Chapitre 1 : À LA CROISÉE DE LA PÉDAGOGIE, DE LA

3. ADOPTER LE REGARD DE L’ETHNOGRAPHE GEORGES-HENRI LUQUET ET DU PSYCHOLOGUE

3.3. L’histoire figurée chez Pierre Janet et la narration graphique dans le dessin

Pierre Janet raconte sa vision du tableau Exode des Totomihuagas, au musée de Mexico, œuvre datant de l’invasion du Mexique par Fernand Cortez à l’époque de la civilisation aztèque (Civilisation Nahoa. Époque postcortésienne). Il a demandé de plus amples renseignements au directeur du musée à ce sujet et fait quelques commentaires sur celle-ci.
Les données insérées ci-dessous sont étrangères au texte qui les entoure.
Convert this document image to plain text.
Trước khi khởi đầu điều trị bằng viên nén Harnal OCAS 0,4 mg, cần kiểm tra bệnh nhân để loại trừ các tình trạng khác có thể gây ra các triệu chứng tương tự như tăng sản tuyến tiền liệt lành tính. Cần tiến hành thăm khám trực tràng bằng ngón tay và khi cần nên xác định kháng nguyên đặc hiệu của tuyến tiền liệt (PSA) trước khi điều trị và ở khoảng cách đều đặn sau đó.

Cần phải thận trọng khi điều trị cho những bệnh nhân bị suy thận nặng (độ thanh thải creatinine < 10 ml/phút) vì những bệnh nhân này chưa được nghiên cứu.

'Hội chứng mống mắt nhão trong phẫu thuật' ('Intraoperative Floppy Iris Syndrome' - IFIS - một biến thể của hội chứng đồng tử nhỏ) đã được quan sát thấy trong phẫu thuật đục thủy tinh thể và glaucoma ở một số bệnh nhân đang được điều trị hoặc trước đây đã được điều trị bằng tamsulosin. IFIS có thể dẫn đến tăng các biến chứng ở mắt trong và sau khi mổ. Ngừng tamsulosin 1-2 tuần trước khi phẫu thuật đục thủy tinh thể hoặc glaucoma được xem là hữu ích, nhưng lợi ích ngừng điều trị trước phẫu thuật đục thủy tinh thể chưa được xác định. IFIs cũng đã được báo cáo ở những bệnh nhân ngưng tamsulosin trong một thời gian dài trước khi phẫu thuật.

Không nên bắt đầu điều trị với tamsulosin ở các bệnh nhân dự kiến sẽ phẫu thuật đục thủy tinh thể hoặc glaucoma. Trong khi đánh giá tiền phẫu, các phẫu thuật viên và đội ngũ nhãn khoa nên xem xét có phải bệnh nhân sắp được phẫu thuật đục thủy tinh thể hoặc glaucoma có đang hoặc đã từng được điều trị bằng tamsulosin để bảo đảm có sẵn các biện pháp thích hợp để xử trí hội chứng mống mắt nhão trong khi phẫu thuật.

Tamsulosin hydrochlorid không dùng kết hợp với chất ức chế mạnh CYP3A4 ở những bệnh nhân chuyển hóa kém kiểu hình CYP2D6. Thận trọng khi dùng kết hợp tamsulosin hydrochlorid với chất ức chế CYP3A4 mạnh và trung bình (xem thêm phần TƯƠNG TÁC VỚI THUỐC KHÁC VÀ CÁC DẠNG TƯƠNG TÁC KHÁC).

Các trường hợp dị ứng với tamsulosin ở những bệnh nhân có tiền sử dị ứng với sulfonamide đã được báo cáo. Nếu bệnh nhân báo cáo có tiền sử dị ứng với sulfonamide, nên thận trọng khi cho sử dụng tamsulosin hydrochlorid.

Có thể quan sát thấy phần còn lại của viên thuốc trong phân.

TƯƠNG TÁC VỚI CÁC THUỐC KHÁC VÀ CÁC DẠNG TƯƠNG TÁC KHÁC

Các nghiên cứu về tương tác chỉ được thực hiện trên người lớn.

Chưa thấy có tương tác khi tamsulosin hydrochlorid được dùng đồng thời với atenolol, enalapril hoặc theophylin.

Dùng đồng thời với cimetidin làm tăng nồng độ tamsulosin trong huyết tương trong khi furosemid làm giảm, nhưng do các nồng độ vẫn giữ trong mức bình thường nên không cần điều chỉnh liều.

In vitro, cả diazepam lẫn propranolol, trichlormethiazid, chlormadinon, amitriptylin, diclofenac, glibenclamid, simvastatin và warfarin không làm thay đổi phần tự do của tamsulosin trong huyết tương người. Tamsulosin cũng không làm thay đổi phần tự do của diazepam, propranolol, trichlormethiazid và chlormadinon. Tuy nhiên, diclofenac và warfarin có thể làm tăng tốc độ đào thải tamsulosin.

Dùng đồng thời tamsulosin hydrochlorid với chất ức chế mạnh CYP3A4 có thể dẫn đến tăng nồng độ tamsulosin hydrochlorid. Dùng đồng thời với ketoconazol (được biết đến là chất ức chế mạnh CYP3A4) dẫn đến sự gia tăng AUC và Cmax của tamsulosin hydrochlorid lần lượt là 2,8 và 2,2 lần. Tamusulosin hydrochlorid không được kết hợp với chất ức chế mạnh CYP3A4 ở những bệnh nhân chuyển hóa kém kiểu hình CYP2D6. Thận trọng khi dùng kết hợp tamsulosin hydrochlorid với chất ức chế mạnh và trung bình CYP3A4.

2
Elle est reproduite en noir et blanc, dans son ouvrage, L’évolution de la mémoire et la notion du temps143, avec cette légende :

Cette composition représente l’exode de la tribu des Totomihuacas qui émigrèrent de Chocomostoc (Les sept grottes). Dans la partie supérieure gauche on voit sept grottes et sept indiens qui s’apprêtent à en sortir. Un seul y parvient, c’est celui qui tient un oiseau posé sur une flèche. Au centre, on remarque deux volcans qui semblent être le Popocatépetl et l’Ixtaccihuatl. Les émigrants viennent du Couchant et après de nombreuses pérégrinations, ils se dirigent vers l’Orient et arrivent à un endroit qui peut être Cholula, ils en repartent de nouveau vers l’Orient en laissant des tribus à Tepenca et à Cuauhtinchan. (L’original de ce document est conservé à Cuauhtinchan, Puebla, Mexique).

Il ne précise pas les matériaux utilisés pour le support et le dessin. Ce qui frappe le psychologue c’est l’erreur qu’il a commise dans un premier temps en considérant ce tableau comme une carte géographique. Elle représente une route avec des éléments épars qui rappellent l’idée que l’adulte européen a de la carte ancienne des XIVe

et XVe siècles, les montagnes Popocatépetl et l’Ixtaccihuatl que l’on voit de Mexico sont représentées ainsi que des marécages et cours d’eau. Mais des points étranges sont aussi figurés : des animaux, des hommes qui relèveraient de la peinture anecdotique. En réalité,

le tableau est une narration du voyage d’une tribu. […] Ce que nous avions pris pour une carte géographique est une histoire. […] La route avec les pas est une représentation de la marche, et les deux côtés de la route où nous avions vu tant de choses sont des récits de ce qui s’est passé.

C’est ce que P. Janet appelle une « histoire figurée ». Pour lui, la représentation spatiale du récit est indispensable à sa mémorisation, le graphisme accompagne la parole et soutient la

143 Janet, 2006, p. 230.

58 narration. Il donne en exemple un livre ancien sur Les phénomènes de synopsie144 dans lequel des personnes racontent quels procédés mentaux elles utilisent avec des lignes, des points… et où elles placent les évènements. « C’est une représentation mémorielle avec un schéma tiré de l’espace ». Il précise encore que tout le monde utilise ce type de procédés sous forme de calendriers, agendas… ce que soutient également Jack Goody dans La raison graphique. La domestication de la pensée sauvage à propos de l’usage de la liste145.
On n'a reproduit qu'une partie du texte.